I head out for New Orleans tomorrow, and rarely have I been sadder about leaving my stifling Mississippi cubby-hole. Returning from Ithaca on a clean air and frostbite high, I was anxious about seeing the South with clouded Northern eyes. New York was so much the ideal metropolis -- a giant steel and concrete octopus whose robot arms reach as far as the Catskills to carry the pulse of modernity into even the most remote mountain communities and ex-hippie communes. After experiencing the mess of organic tentacles that is New Orleans, the Holy Shit factor was high. But what I'm starting to figure out is that cities are simply the abstract ideal to which people in the region aspire. New York, being America's archetypal city, is this country's urban poster-child: immaculate cultural programming, fluid mobility, and a hermetical seal over a self-contained yet fully integrated system. This description not only applies to the city itself, but to the myriad of communities contained within it. However, to stretch that characterization onto each individual resident is ridiculous. Nobody is all New York, all the time. While many of us are indeed striving for that kind of automated efficiency, we still have to face the fact that, sometimes, nigiri at Nobu and an opening at the Met does not hold the same appeal to carnal pleasure as Popeye's chicken and Will Ferrell.

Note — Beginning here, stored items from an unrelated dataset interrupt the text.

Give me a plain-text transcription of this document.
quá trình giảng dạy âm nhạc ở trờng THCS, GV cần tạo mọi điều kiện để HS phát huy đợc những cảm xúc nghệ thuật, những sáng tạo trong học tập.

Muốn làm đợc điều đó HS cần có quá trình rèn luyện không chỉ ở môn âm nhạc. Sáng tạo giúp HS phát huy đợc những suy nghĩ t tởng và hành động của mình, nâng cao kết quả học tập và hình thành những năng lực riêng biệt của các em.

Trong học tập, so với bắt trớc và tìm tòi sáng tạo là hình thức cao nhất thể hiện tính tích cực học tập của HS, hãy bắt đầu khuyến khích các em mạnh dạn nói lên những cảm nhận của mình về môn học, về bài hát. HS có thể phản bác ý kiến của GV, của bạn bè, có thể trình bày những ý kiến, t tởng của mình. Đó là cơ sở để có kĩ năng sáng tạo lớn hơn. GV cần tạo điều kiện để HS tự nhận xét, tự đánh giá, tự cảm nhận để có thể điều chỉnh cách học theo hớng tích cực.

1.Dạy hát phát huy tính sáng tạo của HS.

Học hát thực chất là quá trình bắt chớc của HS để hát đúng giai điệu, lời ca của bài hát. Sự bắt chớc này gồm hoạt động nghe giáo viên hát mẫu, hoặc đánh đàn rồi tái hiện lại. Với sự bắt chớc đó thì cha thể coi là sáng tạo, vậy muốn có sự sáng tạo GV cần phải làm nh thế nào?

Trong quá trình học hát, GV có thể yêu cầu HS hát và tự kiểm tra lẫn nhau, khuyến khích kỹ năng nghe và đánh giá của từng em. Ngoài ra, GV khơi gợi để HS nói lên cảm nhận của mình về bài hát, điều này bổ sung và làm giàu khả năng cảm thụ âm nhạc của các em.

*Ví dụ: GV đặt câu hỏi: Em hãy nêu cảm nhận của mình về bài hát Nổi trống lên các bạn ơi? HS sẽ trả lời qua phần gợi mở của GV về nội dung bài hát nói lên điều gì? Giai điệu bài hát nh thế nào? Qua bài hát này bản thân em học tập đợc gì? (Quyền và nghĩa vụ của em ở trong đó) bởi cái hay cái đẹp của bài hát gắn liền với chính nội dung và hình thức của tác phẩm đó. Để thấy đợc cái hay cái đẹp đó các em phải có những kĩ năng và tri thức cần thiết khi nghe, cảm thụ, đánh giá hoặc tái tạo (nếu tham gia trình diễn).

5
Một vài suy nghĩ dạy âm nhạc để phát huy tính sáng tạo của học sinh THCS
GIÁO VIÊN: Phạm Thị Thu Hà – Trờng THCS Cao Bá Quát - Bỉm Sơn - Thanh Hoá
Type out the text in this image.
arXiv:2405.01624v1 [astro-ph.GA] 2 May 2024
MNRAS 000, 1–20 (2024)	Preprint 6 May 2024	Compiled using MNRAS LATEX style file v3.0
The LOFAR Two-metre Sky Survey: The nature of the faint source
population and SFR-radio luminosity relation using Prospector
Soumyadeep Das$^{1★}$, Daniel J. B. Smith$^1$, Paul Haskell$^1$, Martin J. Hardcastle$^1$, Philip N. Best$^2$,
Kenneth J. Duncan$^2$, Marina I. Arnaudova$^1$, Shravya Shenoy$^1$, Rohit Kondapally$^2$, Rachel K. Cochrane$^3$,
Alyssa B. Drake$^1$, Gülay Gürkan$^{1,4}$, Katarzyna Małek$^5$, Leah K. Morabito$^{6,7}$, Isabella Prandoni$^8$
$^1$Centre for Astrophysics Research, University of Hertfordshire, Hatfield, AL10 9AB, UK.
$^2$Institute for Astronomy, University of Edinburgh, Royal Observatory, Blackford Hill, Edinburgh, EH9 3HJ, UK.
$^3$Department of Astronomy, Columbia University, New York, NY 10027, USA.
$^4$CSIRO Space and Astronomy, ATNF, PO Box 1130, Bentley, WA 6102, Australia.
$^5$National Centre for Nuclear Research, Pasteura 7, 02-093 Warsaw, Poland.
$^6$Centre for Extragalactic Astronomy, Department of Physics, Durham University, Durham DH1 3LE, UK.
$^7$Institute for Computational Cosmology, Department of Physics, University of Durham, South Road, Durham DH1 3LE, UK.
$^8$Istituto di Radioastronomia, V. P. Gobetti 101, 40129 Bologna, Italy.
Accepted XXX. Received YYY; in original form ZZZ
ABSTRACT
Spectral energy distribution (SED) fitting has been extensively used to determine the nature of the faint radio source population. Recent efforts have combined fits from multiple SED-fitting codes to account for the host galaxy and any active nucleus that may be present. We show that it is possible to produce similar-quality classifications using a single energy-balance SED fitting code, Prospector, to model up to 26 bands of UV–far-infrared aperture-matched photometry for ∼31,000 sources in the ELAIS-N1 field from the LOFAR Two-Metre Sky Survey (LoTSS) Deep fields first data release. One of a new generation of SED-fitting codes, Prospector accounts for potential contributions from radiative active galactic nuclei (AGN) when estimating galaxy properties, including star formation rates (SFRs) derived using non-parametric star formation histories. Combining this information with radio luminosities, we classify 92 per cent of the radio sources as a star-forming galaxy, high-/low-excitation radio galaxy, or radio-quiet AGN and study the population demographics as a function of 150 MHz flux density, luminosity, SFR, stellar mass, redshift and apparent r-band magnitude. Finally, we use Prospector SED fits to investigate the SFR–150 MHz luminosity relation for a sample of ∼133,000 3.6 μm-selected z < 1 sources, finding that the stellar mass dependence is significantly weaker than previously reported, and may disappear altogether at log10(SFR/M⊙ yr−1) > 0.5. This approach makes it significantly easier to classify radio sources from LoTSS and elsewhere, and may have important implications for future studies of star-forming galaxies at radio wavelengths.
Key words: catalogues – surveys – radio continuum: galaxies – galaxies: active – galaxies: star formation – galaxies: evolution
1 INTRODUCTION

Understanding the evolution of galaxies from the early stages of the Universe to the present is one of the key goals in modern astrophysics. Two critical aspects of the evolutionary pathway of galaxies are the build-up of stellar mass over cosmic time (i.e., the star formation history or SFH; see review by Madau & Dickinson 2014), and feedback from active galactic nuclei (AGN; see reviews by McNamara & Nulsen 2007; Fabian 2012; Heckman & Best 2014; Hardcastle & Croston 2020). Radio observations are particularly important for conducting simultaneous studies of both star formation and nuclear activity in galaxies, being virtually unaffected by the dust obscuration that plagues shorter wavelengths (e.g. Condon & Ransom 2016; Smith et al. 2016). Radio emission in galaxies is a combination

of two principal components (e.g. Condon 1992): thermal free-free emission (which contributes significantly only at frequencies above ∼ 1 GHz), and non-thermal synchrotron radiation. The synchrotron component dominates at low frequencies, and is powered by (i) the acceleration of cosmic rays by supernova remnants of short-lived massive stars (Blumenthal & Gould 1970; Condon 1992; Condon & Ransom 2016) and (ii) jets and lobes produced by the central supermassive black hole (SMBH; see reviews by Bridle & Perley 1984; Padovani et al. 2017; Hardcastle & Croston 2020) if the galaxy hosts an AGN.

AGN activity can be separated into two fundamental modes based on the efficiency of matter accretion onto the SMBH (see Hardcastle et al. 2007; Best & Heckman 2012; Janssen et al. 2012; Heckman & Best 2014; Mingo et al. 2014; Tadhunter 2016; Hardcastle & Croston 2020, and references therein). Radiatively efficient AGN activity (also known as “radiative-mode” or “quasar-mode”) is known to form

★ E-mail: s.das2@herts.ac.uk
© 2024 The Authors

Which is where Mississippi comes in. When I stay here, I feel like I can let my rigid posture slump a little. Every city I've lived in has left some sort of imprint, but this Southern burg is like a lopsided down pillow placed at the small of my back. What it brings is bittersweet relief from progressive pretensions, as well as a unique chiropractic realignment. My mutant power has always been adaptability. This has not come by nature, but by a hell of a lot of painstaking nurture -- on the part of personal dedication, but mostly due to outside influence like the fall of the Soviet Union, cutbacks on governmental scientific spending, and one giant fucking hurricane -- and I think I've finally gotten a goodish grasp on the art of smelting and refining to suit an endless variety of molds. A lesson for a goddamn lifetime. When I come here to this itty-bitty backwater and enjoy myself so thoroughly, and when I'm mature enough to refuse the label of "slumming it" to describe my visceral enjoyment, this is when I know progress has definitely been made. Mississippi is not a slum. It is the other side of the coin, the broken backbone on which places like New York, both mentally and physically, are created.

If nothing else good comes out of this year, I've walked away with quite possibly the most important discovery in all my twenty-one years of life: the ability to keep myself sane and satisfied. And that, ladies and gentlemen, beats manic ecstasy in four out of five blind taste tests. Peace out, Mississippi. See you in the spring.